Теперь все свое свободное время мой отец проводил возле постели умирающего. Ни одним словом дедушка не промолвился о близком конце, но он отлично понимал свое положение. Однажды, когда отец сидел возле него, дедушка ему сказал: «Мося, открой тот ящик, что около тебя: в нем лежат мои любимые часы; возьми их себе». Папа удивленно взглянул на своего отца:
«Да, возьми — я их тебе дарю», — повторил больной. Мой отец взял, и много лет спустя, в свою очередь, подарил их мне. Эти часы мне самому служили долгие годы, а теперь я их свято храню, как память о дедушке и об отце. Почти ежедневно приходил дядя Миша, и подолгу просиживал у постели своего отца. Однажды дедушку навестил Отец Алексей, и с шутливым укором ему сказал:
«Как же это так, Давид Моисеевич, разве можно? Ведь мы с вами оба старожилы и отцы города, и у нас всегда столько дел. Поправляйтесь скорей. Вернутся теплые дни, и мы с вами выйдем посидеть вечерком на крылечко нашего дома».
Мой дедушка грустно улыбнулся, но ничего не ответил.
Во второй половине февраля он стал ощущать, пока еще не сильные, но постоянные боли в печени. Доктор сказал моему отцу, что теперь смертельная опухоль увеличивается настолько быстро, что ее рост ощутим под пальцами. Двадцать шестого февраля боли внезапно усилились и Шамкович объявил:
«Теперь болезнь вошла в свою самую тяжелую стадию, и Давид Моисеевич будет ужасно страдать. Я пришлю фельдшерицу и она ему сделает укол морфия: пусть себе спит — во сне болей не чувствуешь».
Фельдшерица, тоже наша отдаленная родственница, пришла и сделала, приписанный врачом, укол. Дедушка заснул… и больше не проснулся. Около полудня, 27 февраля 1920 года, он, не приходя в сознание, скончался. Мой отец держал его пульс, чувствуя как он слабеет. Около часа дня он перестал биться. Рядом с постелью стояли: бабушка, мама, дядя Миша и доктор Шамкович. Я не присутствовал при этом: у меня была легкая простуда, но мне все стало понятно, когда до меня донесся громкий плач бабушки. Как только дедушка вздохнул в последний раз, Шамкович взглянул пристально на моего отца, и воскликнул:
«Подойдите ко мне, Моисей Давидович, и поднимите вашу рубаху. Так оно и есть: у вас разлилась желчь. Вот что значат нервы! Я вам припишу лекарство и дам нужное свидетельство. Вы несколько дней на вашу службу не ходите».

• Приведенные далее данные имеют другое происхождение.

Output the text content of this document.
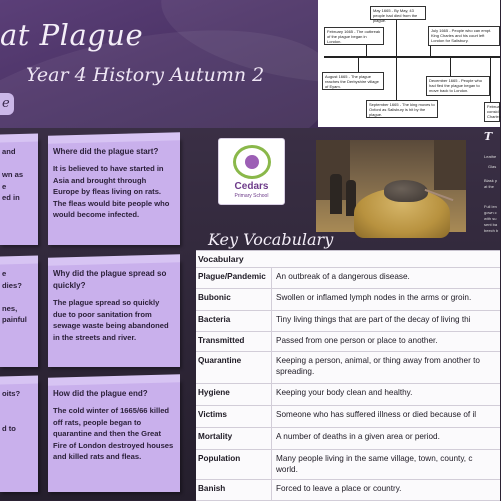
at Plague
Year 4 History Autumn 2
e
May 1665 - By May, 43 people had died from the plague.
February 1665 - The outbreak of the plague began in London.
July 1665 - People who can empt. King Charles and his court left London for Salisbury.
August 1665 - The plague reaches the Derbyshire village of Eyam.
December 1665 - People who had fled the plague began to move back to London.
September 1665 - The king moves to Oxford as Salisbury is hit by the plague.
Februa consid Charles

and

wn as

e

ed in

e

dies?

nes,

painful

oits?

d to

Where did the plague start?

It is believed to have started in Asia and brought through Europe by fleas living on rats. The fleas would bite people who would become infected.

Why did the plague spread so quickly?

The plague spread so quickly due to poor sanitation from sewage waste being abandoned in the streets and river.

How did the plague end?

The cold winter of 1665/66 killed off rats, people began to quarantine and then the Great Fire of London destroyed houses and killed rats and fleas.

Cedars
Primary School
T
Leathe
Glas
Blask p at the
Full len gown c with su sent ba beech b
Key Vocabulary
Vocabulary
Plague/Pandemic	An outbreak of a dangerous disease.
Bubonic	Swollen or inflamed lymph nodes in the arms or groin.
Bacteria	Tiny living things that are part of the decay of living thi
Transmitted	Passed from one person or place to another.
Quarantine	Keeping a person, animal, or thing away from another to spreading.
Hygiene	Keeping your body clean and healthy.
Victims	Someone who has suffered illness or died because of il
Mortality	A number of deaths in a given area or period.
Population	Many people living in the same village, town, county, c world.
Banish	Forced to leave a place or country.
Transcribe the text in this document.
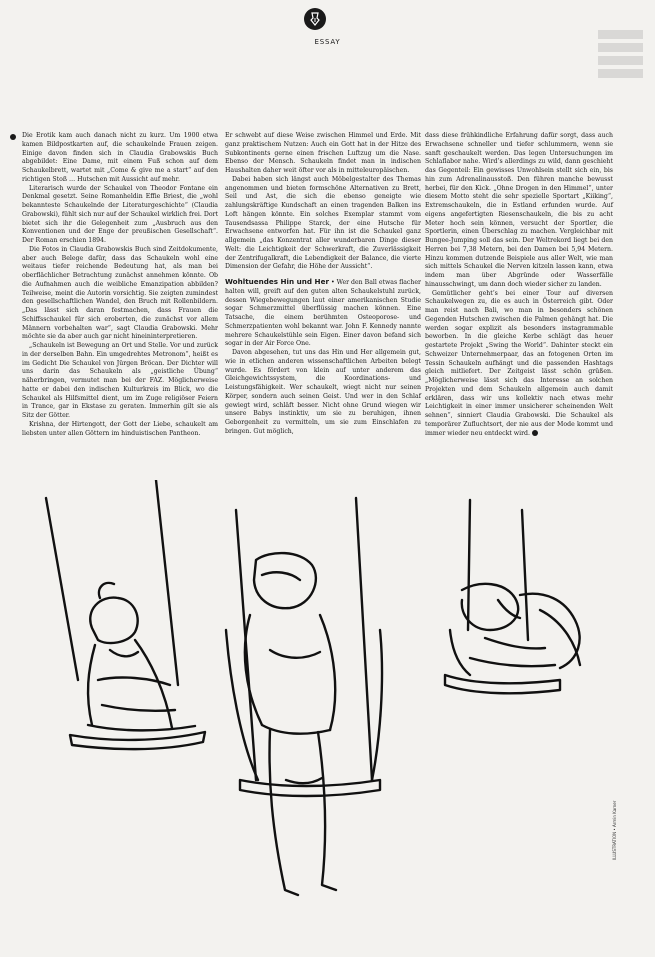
ESSAY

Die Erotik kam auch danach nicht zu kurz. Um 1900 etwa kamen Bildpostkarten auf, die schaukelnde Frauen zeigen. Einige davon finden sich in Claudia Grabowskis Buch abgebildet: Eine Dame, mit einem Fuß schon auf dem Schaukelbrett, wartet mit „Come & give me a start“ auf den richtigen Stoß … Hutschen mit Aussicht auf mehr.

Literarisch wurde der Schaukel von Theodor Fontane ein Denkmal gesetzt. Seine Romanheldin Effie Briest, die „wohl bekannteste Schaukelnde der Literaturgeschichte“ (Claudia Grabowski), fühlt sich nur auf der Schaukel wirklich frei. Dort bietet sich ihr die Gelegenheit zum „Ausbruch aus den Konventionen und der Enge der preußischen Gesellschaft“. Der Roman erschien 1894.

Die Fotos in Claudia Grabowskis Buch sind Zeitdokumente, aber auch Belege dafür, dass das Schaukeln wohl eine weitaus tiefer reichende Bedeutung hat, als man bei oberflächlicher Betrachtung zunächst annehmen könnte. Ob die Aufnahmen auch die weibliche Emanzipation abbilden? Teilweise, meint die Autorin vorsichtig. Sie zeigten zumindest den gesellschaftlichen Wandel, den Bruch mit Rollenbildern. „Das lässt sich daran festmachen, dass Frauen die Schiffsschaukel für sich eroberten, die zunächst vor allem Männern vorbehalten war“, sagt Claudia Grabowski. Mehr möchte sie da aber auch gar nicht hineininterpretieren.

„Schaukeln ist Bewegung an Ort und Stelle. Vor und zurück in der derselben Bahn. Ein umgedrehtes Metronom“, heißt es im Gedicht Die Schaukel von Jürgen Bröcan. Der Dichter will uns darin das Schaukeln als „geistliche Übung“ näherbringen, vermutet man bei der FAZ. Möglicherweise hatte er dabei den indischen Kulturkreis im Blick, wo die Schaukel als Hilfsmittel dient, um im Zuge religiöser Feiern in Trance, gar in Ekstase zu geraten. Immerhin gilt sie als Sitz der Götter.

Krishna, der Hirtengott, der Gott der Liebe, schaukelt am liebsten unter allen Göttern im hinduistischen Pantheon.

Er schwebt auf diese Weise zwischen Himmel und Erde. Mit ganz praktischem Nutzen: Auch ein Gott hat in der Hitze des Subkontinents gerne einen frischen Luftzug um die Nase. Ebenso der Mensch. Schaukeln findet man in indischen Haushalten daher weit öfter vor als in mitteleuropäischen.

Dabei haben sich längst auch Möbelgestalter des Themas angenommen und bieten formschöne Alternativen zu Brett, Seil und Ast, die sich die ebenso geneigte wie zahlungskräftige Kundschaft an einen tragenden Balken ins Loft hängen könnte. Ein solches Exemplar stammt vom Tausendsassa Philippe Starck, der eine Hutsche für Erwachsene entworfen hat. Für ihn ist die Schaukel ganz allgemein „das Konzentrat aller wunderbaren Dinge dieser Welt: die Leichtigkeit der Schwerkraft, die Zuverlässigkeit der Zentrifugalkraft, die Lebendigkeit der Balance, die vierte Dimension der Gefahr, die Höhe der Aussicht“.

Wohltuendes Hin und Her • Wer den Ball etwas flacher halten will, greift auf den guten alten Schaukelstuhl zurück, dessen Wiegebewegungen laut einer amerikanischen Studie sogar Schmerzmittel überflüssig machen können. Eine Tatsache, die einem berühmten Osteoporose- und Schmerzpatienten wohl bekannt war. John F. Kennedy nannte mehrere Schaukelstühle sein Eigen. Einer davon befand sich sogar in der Air Force One.

Davon abgesehen, tut uns das Hin und Her allgemein gut, wie in etlichen anderen wissenschaftlichen Arbeiten belegt wurde. Es fördert von klein auf unter anderem das Gleichgewichtssystem, die Koordinations- und Leistungsfähigkeit. Wer schaukelt, wiegt nicht nur seinen Körper, sondern auch seinen Geist. Und wer in den Schlaf gewiegt wird, schläft besser. Nicht ohne Grund wiegen wir unsere Babys instinktiv, um sie zu beruhigen, ihnen Geborgenheit zu vermitteln, um sie zum Einschlafen zu bringen. Gut möglich,

dass diese frühkindliche Erfahrung dafür sorgt, dass auch Erwachsene schneller und tiefer schlummern, wenn sie sanft geschaukelt werden. Das legen Untersuchungen im Schlaflabor nahe. Wird’s allerdings zu wild, dann geschieht das Gegenteil: Ein gewisses Unwohlsein stellt sich ein, bis hin zum Adrenalinausstoß. Den führen manche bewusst herbei, für den Kick. „Ohne Drogen in den Himmel“, unter diesem Motto steht die sehr spezielle Sportart „Kiiking“, Extremschaukeln, die in Estland erfunden wurde. Auf eigens angefertigten Riesenschaukeln, die bis zu acht Meter hoch sein können, versucht der Sportler, die Sportlerin, einen Überschlag zu machen. Vergleichbar mit Bungee-Jumping soll das sein. Der Weltrekord liegt bei den Herren bei 7,38 Metern, bei den Damen bei 5,94 Metern. Hinzu kommen dutzende Beispiele aus aller Welt, wie man sich mittels Schaukel die Nerven kitzeln lassen kann, etwa indem man über Abgründe oder Wasserfälle hinausschwingt, um dann doch wieder sicher zu landen.

Gemütlicher geht’s bei einer Tour auf diversen Schaukelwegen zu, die es auch in Österreich gibt. Oder man reist nach Bali, wo man in besonders schönen Gegenden Hutschen zwischen die Palmen gehängt hat. Die werden sogar explizit als besonders instagrammable beworben. In die gleiche Kerbe schlägt das heuer gestartete Projekt „Swing the World“. Dahinter steckt ein Schweizer Unternehmerpaar, das an fotogenen Orten im Tessin Schaukeln aufhängt und die passenden Hashtags gleich mitliefert. Der Zeitgeist lässt schön grüßen. „Möglicherweise lässt sich das Interesse an solchen Projekten und dem Schaukeln allgemein auch damit erklären, dass wir uns kollektiv nach etwas mehr Leichtigkeit in einer immer unsicherer scheinenden Welt sehnen“, sinniert Claudia Grabowski. Die Schaukel als temporärer Zufluchtsort, der nie aus der Mode kommt und immer wieder neu entdeckt wird.

ILLUSTRATION • Armin Karner
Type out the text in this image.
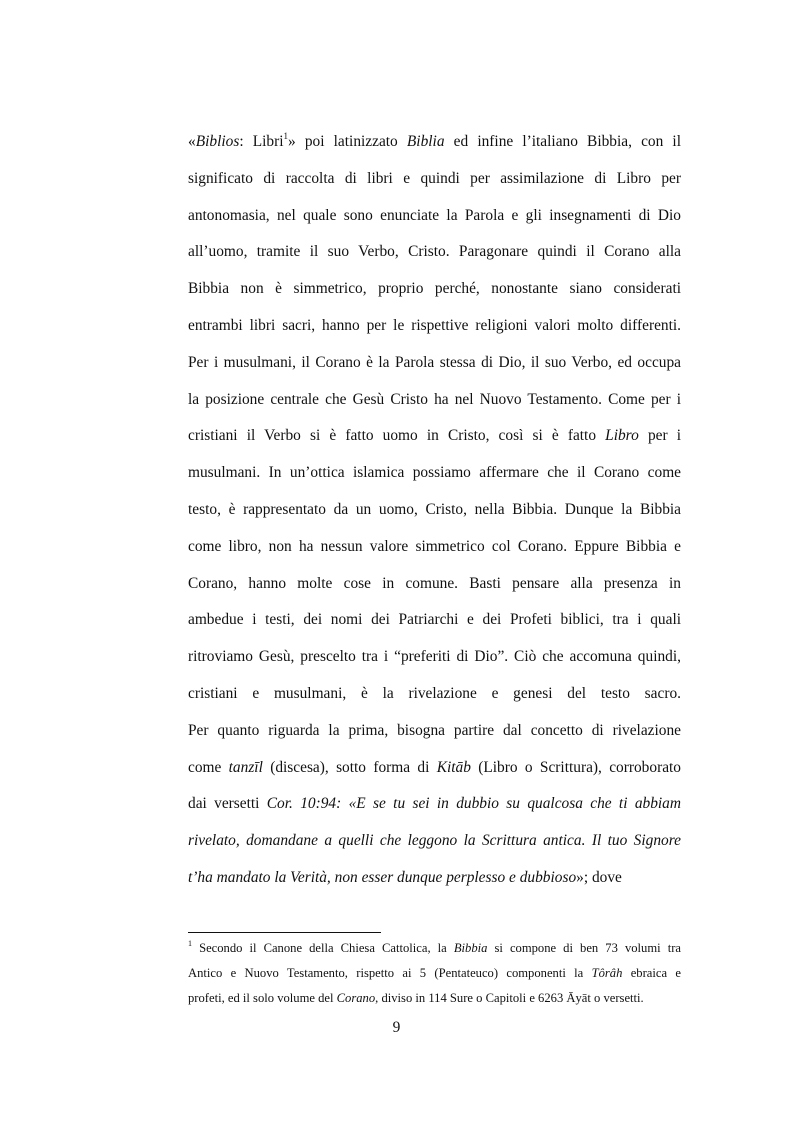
«Biblios: Libri$^1$» poi latinizzato Biblia ed infine l’italiano Bibbia, con il
significato di raccolta di libri e quindi per assimilazione di Libro per
antonomasia, nel quale sono enunciate la Parola e gli insegnamenti di Dio
all’uomo, tramite il suo Verbo, Cristo. Paragonare quindi il Corano alla
Bibbia non è simmetrico, proprio perché, nonostante siano considerati
entrambi libri sacri, hanno per le rispettive religioni valori molto differenti.
Per i musulmani, il Corano è la Parola stessa di Dio, il suo Verbo, ed occupa
la posizione centrale che Gesù Cristo ha nel Nuovo Testamento. Come per i
cristiani il Verbo si è fatto uomo in Cristo, così si è fatto Libro per i
musulmani. In un’ottica islamica possiamo affermare che il Corano come
testo, è rappresentato da un uomo, Cristo, nella Bibbia. Dunque la Bibbia
come libro, non ha nessun valore simmetrico col Corano. Eppure Bibbia e
Corano, hanno molte cose in comune. Basti pensare alla presenza in
ambedue i testi, dei nomi dei Patriarchi e dei Profeti biblici, tra i quali
ritroviamo Gesù, prescelto tra i “preferiti di Dio”. Ciò che accomuna quindi,
cristiani e musulmani, è la rivelazione e genesi del testo sacro.
Per quanto riguarda la prima, bisogna partire dal concetto di rivelazione
come tanzīl (discesa), sotto forma di Kitāb (Libro o Scrittura), corroborato
dai versetti Cor. 10:94: «E se tu sei in dubbio su qualcosa che ti abbiam
rivelato, domandane a quelli che leggono la Scrittura antica. Il tuo Signore
t’ha mandato la Verità, non esser dunque perplesso e dubbioso»; dove
$^1$ Secondo il Canone della Chiesa Cattolica, la Bibbia si compone di ben 73 volumi tra
Antico e Nuovo Testamento, rispetto ai 5 (Pentateuco) componenti la Tôrâh ebraica e
profeti, ed il solo volume del Corano, diviso in 114 Sure o Capitoli e 6263 Āyāt o versetti.
9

Конечно, на похороны мой отец все же пошел. Тело дедушки поднесли к воротам синагоги. Кантор, отпевавший его, был всего с пол года выбран на эту должность. Были на нее и другие кандидаты, но мой дедушка отстоял это место для него. Теперь кантор пел молитву, и по его щекам текли слезы. Мне только раз привелось побывать на могиле дедушки: еврейское кладбище, в Таганроге отстоит очень далеко от города.
Прибавлю еще несколько слов: моя мать всю свою жизнь была уверена, и ничто не могло изменить ее мнения, что доктор Шамкович нарочно приписал слишком большую дозу морфия, желая, чтобы мой дедушка избег ненужных страданий. Конечно, такое предположение остается только предположением. Совесть врача — единственный судья в этом деле.